La canción más triste del mundo
El fugaz romance entre el público argentino y el cine iraní data de varios años atrás cuando el documentalista Fernando Birri introdujera en el Festival de Mar del Plata una película de un tal Abbas Kiarostami. Fue tal el éxito que no tardaron en aparecer distribuidoras locales que apostaron a traer otros títulos de ese director, así como de otros, para crear una suerte de boom de poca duración pero de gran intensidad. Lo suficiente como para sentar las bases de un tipo de cine caracterizado por su economía de recursos, su alto nivel poético y la constante reafirmación de la identidad y la cultura de pueblos o países bastante alejados del firmamento cinematográfico.

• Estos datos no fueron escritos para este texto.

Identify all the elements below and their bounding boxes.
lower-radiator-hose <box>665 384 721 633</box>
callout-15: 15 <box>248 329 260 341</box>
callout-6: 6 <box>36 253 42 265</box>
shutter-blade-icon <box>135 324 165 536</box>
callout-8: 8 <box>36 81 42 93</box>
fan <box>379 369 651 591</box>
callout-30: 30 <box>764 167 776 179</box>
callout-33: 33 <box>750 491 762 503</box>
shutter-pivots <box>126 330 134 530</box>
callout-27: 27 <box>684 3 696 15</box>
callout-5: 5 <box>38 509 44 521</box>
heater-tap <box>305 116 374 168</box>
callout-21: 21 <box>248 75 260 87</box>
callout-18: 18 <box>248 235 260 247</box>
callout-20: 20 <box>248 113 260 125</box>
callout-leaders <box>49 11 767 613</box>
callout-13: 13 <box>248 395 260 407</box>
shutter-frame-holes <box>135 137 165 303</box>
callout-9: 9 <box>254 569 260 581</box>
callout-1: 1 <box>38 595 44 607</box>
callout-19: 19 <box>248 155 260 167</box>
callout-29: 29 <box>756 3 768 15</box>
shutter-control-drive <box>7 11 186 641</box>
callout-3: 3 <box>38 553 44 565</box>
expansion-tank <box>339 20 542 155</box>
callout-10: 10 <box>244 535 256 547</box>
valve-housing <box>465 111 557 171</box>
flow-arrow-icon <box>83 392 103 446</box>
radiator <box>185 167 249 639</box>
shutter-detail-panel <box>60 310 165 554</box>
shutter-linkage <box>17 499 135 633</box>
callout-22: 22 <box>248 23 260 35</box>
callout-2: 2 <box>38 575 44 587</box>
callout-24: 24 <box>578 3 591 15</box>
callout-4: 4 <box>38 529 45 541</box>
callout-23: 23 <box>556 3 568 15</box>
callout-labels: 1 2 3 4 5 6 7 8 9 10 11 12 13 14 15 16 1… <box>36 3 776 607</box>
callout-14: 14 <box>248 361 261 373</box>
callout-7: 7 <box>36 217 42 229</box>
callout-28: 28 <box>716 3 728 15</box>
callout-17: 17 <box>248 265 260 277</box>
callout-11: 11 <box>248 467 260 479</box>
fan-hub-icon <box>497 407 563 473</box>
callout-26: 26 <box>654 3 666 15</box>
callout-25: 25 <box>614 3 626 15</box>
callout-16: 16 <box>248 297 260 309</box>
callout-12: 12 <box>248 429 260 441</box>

No obstante, a partir de la acumulación de títulos el encanto y entusiasmo del espectador argentino se fue apagando y el romance del principio se transformó en una moda pasajera que muy esporádicamente volvió a aparecer en el circuito festivalero, aunque sin tanta adhesión de crítica y público. Por eso, Media luna, del realizador iraní Bahman Ghobadi, galardonada en el festival de San Sebastián y en Estambul, entre otros reconoce explícitamente la herencia de un estilo definido y completamente equiparable al de aquellas películas iraníes e implícitamente apela a la búsqueda para superar ciertos códigos y volverse menos minimalista, desde el punto de vista de ampliar el universo de acción y conflicto de sus personajes, pero además de incorporar un contexto geográfico y socio político bastante más actual que por ejemplo cualquier obra de Kiarostami.
Esa distinción encierra el mayor logro de este relato que toma como punto de partida el viaje que emprenden un grupo de músicos kurdos hacia el Kurdistán iraquí tras el derrocamiento por parte del ejército norteamericano de ocupación del tirano Saddam Hussein. Lo que se juega en el teatro de operaciones de una puesta en escena que recurre a la austeridad -y suma elementos alegóricos y simbólicos- no es otra cosa que reivindicar el sentimiento de libertad a través de un concierto que será transmitido a nivel mundial. Así, quien encabeza con su voluntad inquebrantable esta travesía por el desierto, sorteando todo tipo de obstáculo, incluso poniendo en riesgo su propia vida, es Mamo (Ismail Chaffari, brillante) un músico geronte reconocido por sus pares y coterráneos quien va reuniendo en ese viaje a sus hijos desperdigados por el territorio ocupado por las fuerzas invasoras y, que además, pretende llegar a destino acompañado de una cantante (violando la ley suprema que prohíbe el tráfico femenino). Sin embargo, el camino estará atravesado por un sin fin de contratiempos; por el peso constante de la superstición que carga el protagonista, y de presagios y sueños premonitorios que vaticinan lo peor.
A fuerza de gran expresión poética, despojo de guiños hacia el cine for export e independencia de criterio, el director de Las tortugas también vuelan (2004) consigue amalgamar la tradición, la transición hacia un oriente occidentalizado y sobre todo la poderosa fuerza de las imágenes cuando las palabras perturban y silencian.